The Tablighi Ijtema, which begins Thursday and concludes on Sunday, was founded by religious scholars more than five decades ago and focuses exclusively on preaching Islam.
It usually sees hundreds of camps and sub-camps set up on the dusty site outside Lahore to accommodate people from across Pakistan, giving the gathering a festival feel.
Stalls sell cooked food, raw chicken and meat, vegetables and fruit, and even electrical appliances and batteries for mobile phones at a subsidised rate.
Railways minister Ahmed said it had been "tradition" for authorities to allow people travelling to the festival to board trains carrying cooking cylinders.
"I admit our mistake...this will not happen in the future," he told journalists in televised comments from the nearby city of Multan.
"A tragedy that could have been avoided but ever since I can recall while travelling by train no baggage check or restrictions enforced," human rights minister Shireen Mazari tweeted.
'Could have been avoided'
Nawaz said two of the carriages were economy coaches, while one was business class, and that up to 88 passengers can fit into each.

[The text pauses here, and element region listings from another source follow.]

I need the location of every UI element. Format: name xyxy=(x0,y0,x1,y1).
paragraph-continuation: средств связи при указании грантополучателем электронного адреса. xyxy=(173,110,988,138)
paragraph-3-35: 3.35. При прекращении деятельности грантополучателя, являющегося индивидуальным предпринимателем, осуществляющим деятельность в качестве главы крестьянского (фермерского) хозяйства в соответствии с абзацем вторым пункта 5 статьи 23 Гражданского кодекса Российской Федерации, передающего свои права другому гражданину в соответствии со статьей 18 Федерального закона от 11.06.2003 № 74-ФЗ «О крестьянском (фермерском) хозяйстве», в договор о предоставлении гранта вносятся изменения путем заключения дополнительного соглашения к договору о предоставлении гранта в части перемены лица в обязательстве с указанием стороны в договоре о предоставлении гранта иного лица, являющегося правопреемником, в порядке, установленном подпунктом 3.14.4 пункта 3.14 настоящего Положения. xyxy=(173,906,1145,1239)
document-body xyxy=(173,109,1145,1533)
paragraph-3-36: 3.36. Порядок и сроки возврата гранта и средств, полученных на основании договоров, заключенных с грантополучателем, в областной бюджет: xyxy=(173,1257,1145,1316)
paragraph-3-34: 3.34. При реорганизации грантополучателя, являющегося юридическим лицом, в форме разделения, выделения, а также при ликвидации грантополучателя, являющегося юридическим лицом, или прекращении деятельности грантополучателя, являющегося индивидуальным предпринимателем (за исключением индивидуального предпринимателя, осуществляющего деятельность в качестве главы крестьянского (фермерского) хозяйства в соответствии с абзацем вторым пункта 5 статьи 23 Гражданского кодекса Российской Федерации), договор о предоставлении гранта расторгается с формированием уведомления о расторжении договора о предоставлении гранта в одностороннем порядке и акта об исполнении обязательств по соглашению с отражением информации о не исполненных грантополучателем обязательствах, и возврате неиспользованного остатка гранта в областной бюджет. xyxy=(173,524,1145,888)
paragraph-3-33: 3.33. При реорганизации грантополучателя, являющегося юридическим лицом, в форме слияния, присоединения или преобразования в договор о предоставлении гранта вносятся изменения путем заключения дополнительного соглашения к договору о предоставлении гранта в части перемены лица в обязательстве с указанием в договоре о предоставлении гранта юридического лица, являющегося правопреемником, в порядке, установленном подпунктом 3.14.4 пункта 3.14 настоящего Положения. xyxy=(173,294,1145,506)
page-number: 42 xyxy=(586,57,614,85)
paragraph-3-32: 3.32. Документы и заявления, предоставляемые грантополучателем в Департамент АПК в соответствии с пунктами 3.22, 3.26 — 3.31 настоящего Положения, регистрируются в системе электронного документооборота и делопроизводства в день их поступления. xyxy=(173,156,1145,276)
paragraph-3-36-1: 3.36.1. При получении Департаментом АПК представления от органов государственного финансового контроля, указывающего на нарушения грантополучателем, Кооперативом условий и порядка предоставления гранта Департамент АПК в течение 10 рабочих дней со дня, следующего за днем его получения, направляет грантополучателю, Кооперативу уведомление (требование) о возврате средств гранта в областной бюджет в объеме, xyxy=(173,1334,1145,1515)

Train accidents are common in Pakistan, where the railways have seen decades of decline due to corruption, mismanagement and lack of investment.
In July, at least 23 people were killed in the same district when a passenger train coming from the eastern city of Lahore rammed into a goods train that had stopped at a crossing.
Accidents often happen at unmanned crossings, which frequently lack barriers and sometimes signals.